De acordo com a Fecomércio-AM, o comércio esperava um crescimento tímido nas vendas de Páscoa este ano. O mercado está cauteloso, e os consumidores também.

A Páscoa sempre foi mais do que uma data religiosa no Amazonas. Para além da celebração da ressurreição de Cristo, ela carregava um sentido forte de encontro, de partilha, de afeto ao redor da mesa. Era tempo de reunir a família, mesmo que fosse só para comer um peixe assado com farinha, suco de cupuaçu gelado e boa conversa.

Quem cresceu em Manaus lembra da tradição de comprar o peixe fresco na Manaus Moderna, no corre-corre do Sábado de Aleluia, debaixo de sol forte e com sacolas cheias de jaraqui, matrinxã ou tambaqui. Era a hora em que os portos fervilhavam, não só de peixes e comerciantes, mas de reencontros. Muita gente viajava pelos rios, saía dos interiores ou chegava da capital só pra rever a família nessa época. Era um tempo em que os barcos vinham cheios e os corações também.

Hoje, vemos essa tradição esvaziada. A mesa que antes era cheia, agora muitas vezes está vazia, não só de comida, mas de presença. A Páscoa foi tomada pela lógica do mercado: ovos de chocolate caríssimos, vitrines com apelos ao consumo e menos espaço para o verdadeiro sentido da data. A fé virou vitrine, e o comércio tomou o lugar do ritual familiar.
Mesmo com eventos culturais importantes acontecendo, como a Cantata de Páscoa, o Musical Paixão pela Vida e a Caravana da Páscoa em Manaus, é difícil não sentir que a celebração perdeu algo essencial: o calor humano, o cheiro do peixe frito, as mãos juntas em oração antes da refeição.
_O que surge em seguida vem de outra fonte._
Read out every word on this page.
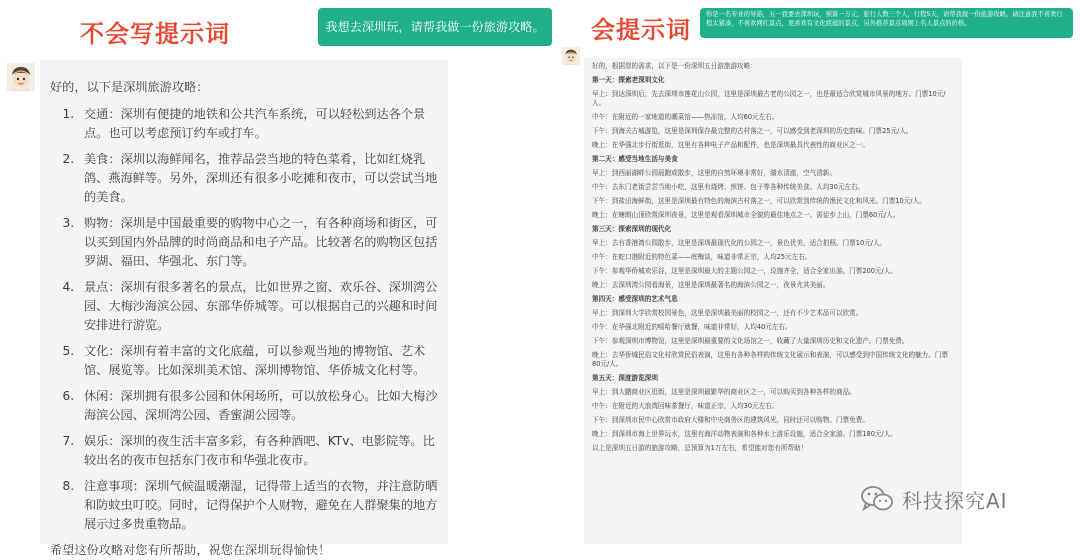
不会写提示词	我想去深圳玩，请帮我做一份旅游攻略。
好的，以下是深圳旅游攻略：
1. 交通：深圳有便捷的地铁和公共汽车系统，可以轻松到达各个景点。也可以考虑预订约车或打车。
2. 美食：深圳以海鲜闻名，推荐品尝当地的特色菜肴，比如红烧乳鸽、燕海鲜等。另外，深圳还有很多小吃摊和夜市，可以尝试当地的美食。
3. 购物：深圳是中国最重要的购物中心之一，有各种商场和街区，可以买到国内外品牌的时尚商品和电子产品。比较著名的购物区包括罗湖、福田、华强北、东门等。
4. 景点：深圳有很多著名的景点，比如世界之窗、欢乐谷、深圳湾公园、大梅沙海滨公园、东部华侨城等。可以根据自己的兴趣和时间安排进行游览。
5. 文化：深圳有着丰富的文化底蕴，可以参观当地的博物馆、艺术馆、展览等。比如深圳美术馆、深圳博物馆、华侨城文化村等。
6. 休闲：深圳拥有很多公园和休闲场所，可以放松身心。比如大梅沙海滨公园、深圳湾公园、香蜜湖公园等。
7. 娱乐：深圳的夜生活丰富多彩，有各种酒吧、KTv、电影院等。比较出名的夜市包括东门夜市和华强北夜市。
8. 注意事项：深圳气候温暖潮湿，记得带上适当的衣物，并注意防晒和防蚊虫叮咬。同时，记得保护个人财物，避免在人群聚集的地方展示过多贵重物品。
希望这份攻略对您有所帮助，祝您在深圳玩得愉快！
会提示词
你是一名专业的导游，五一我要去深圳玩，预算一万元，旅行人数三个人，行程5天，请帮我做一份旅游攻略。请注意我不喜欢行程太紧凑，不喜欢网红景点，更喜欢有文化底蕴的景点，另外推荐景点周围上名人景点的价格。
好的，根据您的需求，以下是一份深圳五日游旅游攻略：
第一天：探索老深圳文化
早上：到达深圳后，先去深圳市莲花山公园，这里是深圳最古老的公园之一，也是最适合欣赏城市风景的地方。门票10元/人。
中午：在附近的一家地道的潮菜馆——热冻馆，人均60元左右。
下午：到海关古城游览，这里是深圳保存最完整的古村落之一，可以感受到老深圳的历史韵味。门票25元/人。
晚上：在华强北步行街逛街，这里有各种电子产品和配件，也是深圳最具代表性的商业区之一。
第二天：感受当地生活与美食
早上：到西丽湖畔公园晨跑或散步，这里的自然环境非常好，湖水清澈，空气清新。
中午：去东门老街尝尝当地小吃，这里有烧烤、煎饼、包子等各种传统美食。人均30元左右。
下午：到盐田海鲜街，这里是深圳最有特色的海滨古村落之一，可以欣赏到传统的渔民文化和风光。门票10元/人。
晚上：在塘朗山顶欣赏深圳夜景，这里是观看深圳城市全貌的最佳地点之一。需徒步上山，门票60元/人。
第三天：探索深圳的现代化
早上：去有香港湾公园散步，这里是深圳最现代化的公园之一，景色优美，适合拍照。门票10元/人。
中午：在蛇口港附近的特色菜——庭梅谈，味道非常正宗，人均25元左右。
下午：参观华侨城欢乐谷，这里是深圳最大的主题公园之一，设施齐全，适合全家出游。门票200元/人。
晚上：去深圳湾公园看海景，这里是深圳最著名的海滨公园之一，夜景尤其美丽。
第四天：感受深圳的艺术气息
早上：到深圳大学欣赏校园景色，这里是深圳最美丽的校园之一，还有不少艺术品可以欣赏。
中午：在华强北附近的嘻哈餐厅就餐，味道非常好，人均40元左右。
下午：参观深圳市博物馆，这里是深圳最重要的文化场馆之一，收藏了大量深圳历史和文化遗产。门票免费。
晚上：去华侨城民俗文化村欣赏民俗表演，这里有各种各样的传统文化展示和表演，可以感受到中国传统文化的魅力。门票80元/人。
第五天：深度游览深圳
早上：到大鹏商业区逛街，这里是深圳最繁华的商业区之一，可以购买到各种各样的商品。
中午：在附近的大浪湾回味茶餐厅，味道正宗，人均30元左右。
下午：到深圳市民中心欣赏市政府大楼和中央商务区的建筑风光，同时还可以购物。门票免费。
晚上：到深圳市海上世界玩水，这里有海洋动物表演和各种水上游乐设施，适合全家游。门票180元/人。
以上是深圳五日游的旅游攻略，总预算为1万左右，希望能对您有所帮助！
科技探究AI
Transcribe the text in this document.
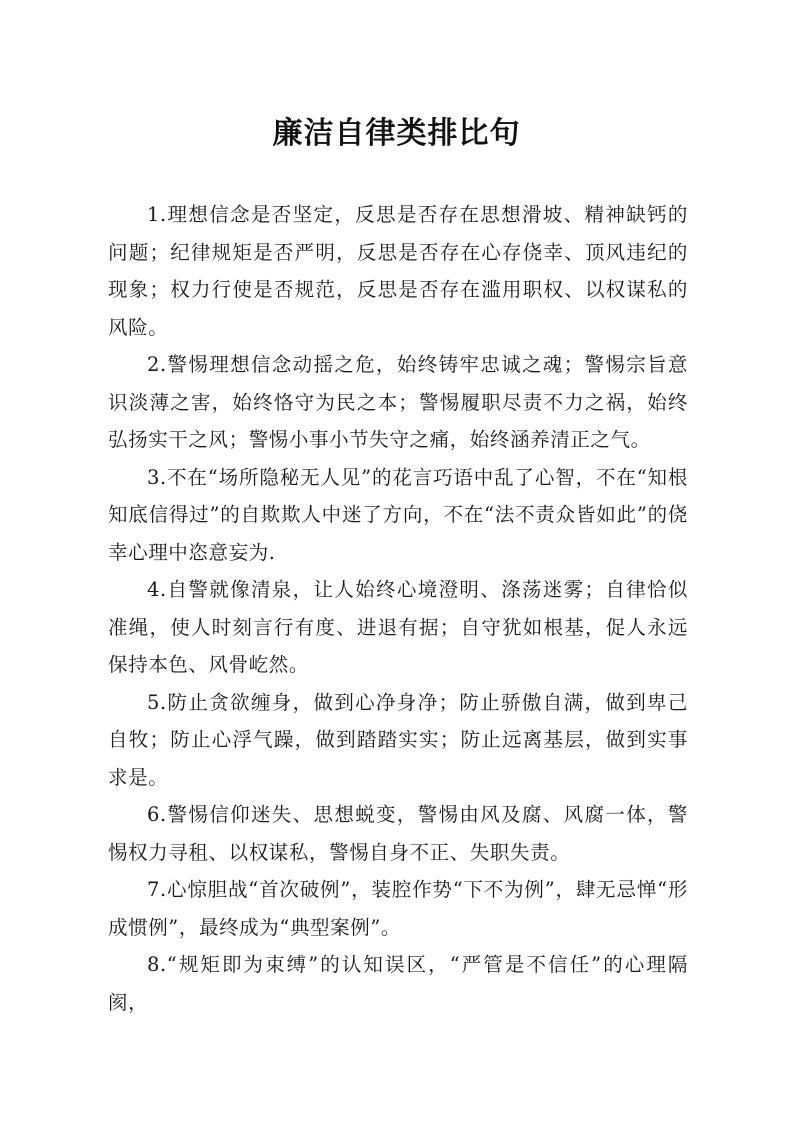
廉洁自律类排比句

1.理想信念是否坚定，反思是否存在思想滑坡、精神缺钙的问题；纪律规矩是否严明，反思是否存在心存侥幸、顶风违纪的现象；权力行使是否规范，反思是否存在滥用职权、以权谋私的风险。

2.警惕理想信念动摇之危，始终铸牢忠诚之魂；警惕宗旨意识淡薄之害，始终恪守为民之本；警惕履职尽责不力之祸，始终弘扬实干之风；警惕小事小节失守之痛，始终涵养清正之气。

3.不在“场所隐秘无人见”的花言巧语中乱了心智，不在“知根知底信得过”的自欺欺人中迷了方向，不在“法不责众皆如此”的侥幸心理中恣意妄为.

4.自警就像清泉，让人始终心境澄明、涤荡迷雾；自律恰似准绳，使人时刻言行有度、进退有据；自守犹如根基，促人永远保持本色、风骨屹然。

5.防止贪欲缠身，做到心净身净；防止骄傲自满，做到卑己自牧；防止心浮气躁，做到踏踏实实；防止远离基层，做到实事求是。

6.警惕信仰迷失、思想蜕变，警惕由风及腐、风腐一体，警惕权力寻租、以权谋私，警惕自身不正、失职失责。

7.心惊胆战“首次破例”，装腔作势“下不为例”，肆无忌惮“形成惯例”，最终成为“典型案例”。

8.“规矩即为束缚”的认知误区，“严管是不信任”的心理隔阂，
De acordo com a Fecomércio-AM, o comércio esperava um crescimento tímido nas vendas de Páscoa este ano. O mercado está cauteloso, e os consumidores também. Mas talvez o mais importante não seja o quanto se vende, e sim o quanto se compartilha. Quantas famílias ainda se reúnem? Quantas ainda mantêm viva a tradição do peixe e da fé?
É preciso pensar em estratégias para resgatar esse espírito. Incentivar ações comunitárias nos bairros, feiras de peixe com preços acessíveis, campanhas educativas que falem sobre o sentido da Páscoa para além do consumo. As igrejas podem se unir aos coletivos culturais e comunitários para resgatar as celebrações em família e nos espaços públicos. Que tal transformar a Semana Santa em um movimento coletivo de reencontro com nossas raízes?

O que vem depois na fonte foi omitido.